Question

A cup has the shape of a right circular cone. The height of the cup is 12 cm, and the radius of the opening is 3 cm. Water is poured into the cup at a constant rate of 2cm3/sec What is the rate at which the water level is rising when the depth of the water in the cup is 5 cm?

Answer 1

Answer:

The rate at which the water level is rising when the depth of the water in the cup is 5 centimeters is approximately 0.407 centimeters per second.

Step-by-step explanation:

From Geometry, we find that the volume of the cone ($V$), measured in cubic centimeters, is defined by the formula:

$V = \frac{\pi\cdot \cdor r^{2}\cdot h}{3}$ (Eq. 1)

All right circular cone satisfies the following relationship:

$\frac{h}{r} = \frac{h_{max}}{r_{max}}$

$r = \left(\frac{r_{max}}{h_{max}} \right)\cdot h$ (Eq. 2)

Where:

$r$ - Radius of the right circular cone, measured in centimeters.
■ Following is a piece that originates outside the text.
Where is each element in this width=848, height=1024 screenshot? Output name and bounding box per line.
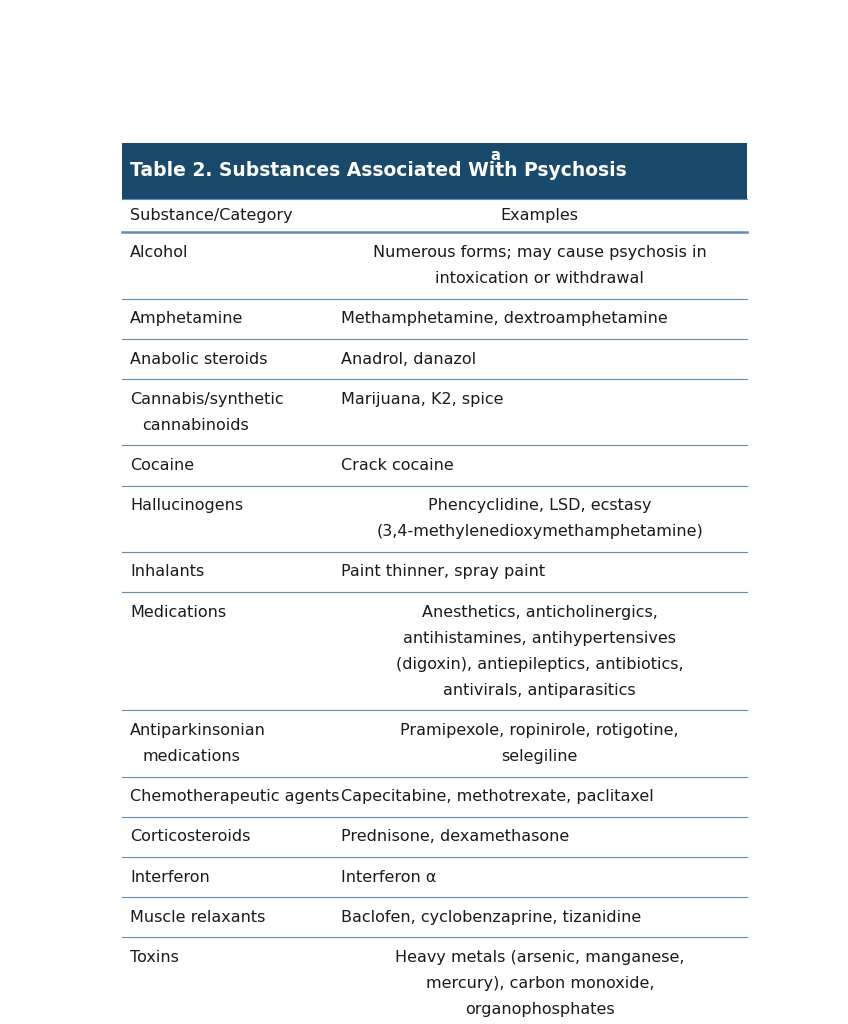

$h$ - Height of the right circular cone, measured in centimeters.

By applying (Eq. 2) in (Eq. 1), we get the following formula:

$V = \frac{\pi}{3} \cdot \left(\frac{r_{max}}{h_{max}} \right)^{2}\cdot h^{3}$ (Eq. 1b)

Given that $r_{max}$ and $h_{max}$ are constant, we get the rate of change for the volume of the right circular cone ($\dot V$), measured in cubic centimeters per second:

$\dot V = \pi\cdot \left(\frac{r_{max}}{h_{max}} \right)^{2}\cdot h^{2}\cdot \dot h$ (Eq. 2)
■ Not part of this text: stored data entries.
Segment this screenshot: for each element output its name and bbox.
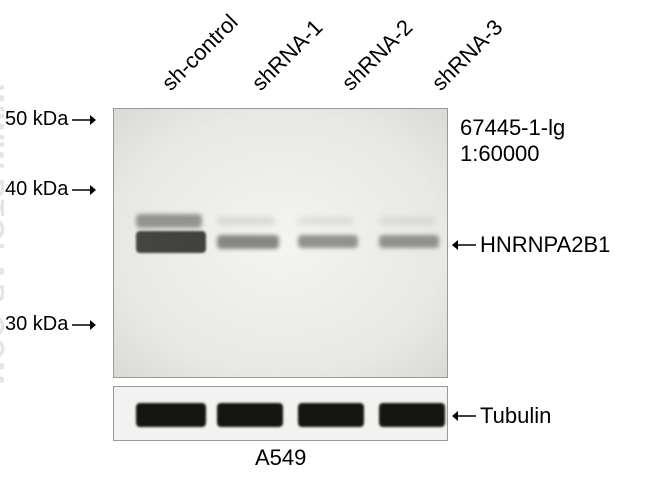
mw-marker: 40 kDa xyxy=(5,178,96,201)
mw-marker-label: 40 kDa xyxy=(5,178,68,201)
lane-label: shRNA-3 xyxy=(427,21,502,96)
protein-name: HNRNPA2B1 xyxy=(480,232,610,258)
arrow-left-icon xyxy=(452,238,476,252)
arrow-right-icon xyxy=(72,183,96,197)
mw-marker-label: 30 kDa xyxy=(5,313,68,336)
blot-band xyxy=(136,214,202,228)
main-blot-panel xyxy=(113,108,448,378)
antibody-info: 67445-1-lg 1:60000 xyxy=(460,115,565,167)
blot-band xyxy=(379,217,435,225)
blot-band xyxy=(136,231,206,253)
blot-band xyxy=(298,217,354,225)
protein-name: Tubulin xyxy=(480,403,551,429)
target-protein-label: HNRNPA2B1 xyxy=(452,232,610,258)
western-blot-figure: WWW.PTGLAB.COM sh-control shRNA-1 shRNA-… xyxy=(0,0,650,500)
antibody-dilution: 1:60000 xyxy=(460,141,565,167)
blot-band xyxy=(217,235,279,249)
blot-band xyxy=(217,403,283,427)
cell-line-label: A549 xyxy=(255,445,306,471)
mw-marker: 50 kDa xyxy=(5,108,96,131)
blot-area xyxy=(113,108,448,441)
blot-band xyxy=(217,217,275,225)
blot-band xyxy=(379,403,445,427)
lane-label: shRNA-1 xyxy=(247,21,322,96)
arrow-left-icon xyxy=(452,409,476,423)
lane-label: sh-control xyxy=(157,21,232,96)
loading-blot-panel xyxy=(113,386,448,441)
arrow-right-icon xyxy=(72,113,96,127)
antibody-catalog: 67445-1-lg xyxy=(460,115,565,141)
mw-marker-label: 50 kDa xyxy=(5,108,68,131)
mw-marker: 30 kDa xyxy=(5,313,96,336)
lane-labels-row: sh-control shRNA-1 shRNA-2 shRNA-3 xyxy=(135,10,455,36)
arrow-right-icon xyxy=(72,318,96,332)
lane-label: shRNA-2 xyxy=(337,21,412,96)
blot-band xyxy=(136,403,206,427)
blot-band xyxy=(298,403,364,427)
blot-band xyxy=(298,235,358,248)
loading-control-label: Tubulin xyxy=(452,403,551,429)
blot-band xyxy=(379,235,439,248)
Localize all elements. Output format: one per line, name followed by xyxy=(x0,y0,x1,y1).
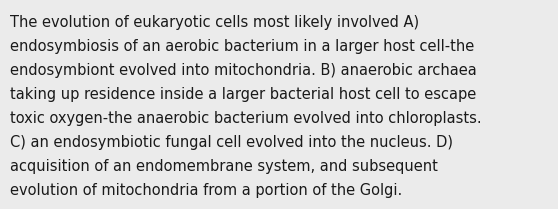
Text: endosymbiosis of an aerobic bacterium in a larger host cell-the: endosymbiosis of an aerobic bacterium in… xyxy=(10,39,474,54)
Text: The evolution of eukaryotic cells most likely involved A): The evolution of eukaryotic cells most l… xyxy=(10,15,419,30)
Text: taking up residence inside a larger bacterial host cell to escape: taking up residence inside a larger bact… xyxy=(10,87,477,102)
Text: acquisition of an endomembrane system, and subsequent: acquisition of an endomembrane system, a… xyxy=(10,159,438,174)
Text: evolution of mitochondria from a portion of the Golgi.: evolution of mitochondria from a portion… xyxy=(10,183,402,198)
Text: toxic oxygen-the anaerobic bacterium evolved into chloroplasts.: toxic oxygen-the anaerobic bacterium evo… xyxy=(10,111,482,126)
Text: endosymbiont evolved into mitochondria. B) anaerobic archaea: endosymbiont evolved into mitochondria. … xyxy=(10,63,477,78)
Text: C) an endosymbiotic fungal cell evolved into the nucleus. D): C) an endosymbiotic fungal cell evolved … xyxy=(10,135,453,150)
Where $\dot h$ is the rate of change of the water level, measured in centimeters per second.

If we know that $\dot V = 2\,\frac{cm^{3}}{s}$, $r_{max} = 3\,cm$, $h_{max} = 12\,cm$ and $h = 5\,cm$, the rate of change of the water level is:

$\dot h = \frac{\dot V}{\pi\cdot h^{2}}\cdot \left(\frac{h_{max}}{r_{max}} \right)^{2}$

$\dot h =\left[\frac{2\,\frac{cm^{3}}{s} }{\pi\cdot (5\,cm)^{2}}\right] \cdot \left(\frac{12\,cm}{3\,cm} \right)^{2}$

$\dot h \approx 0.407\,\frac{cm}{s}$

The rate at which the water level is rising when the depth of the water in the cup is 5 centimeters is approximately 0.407 centimeters per second.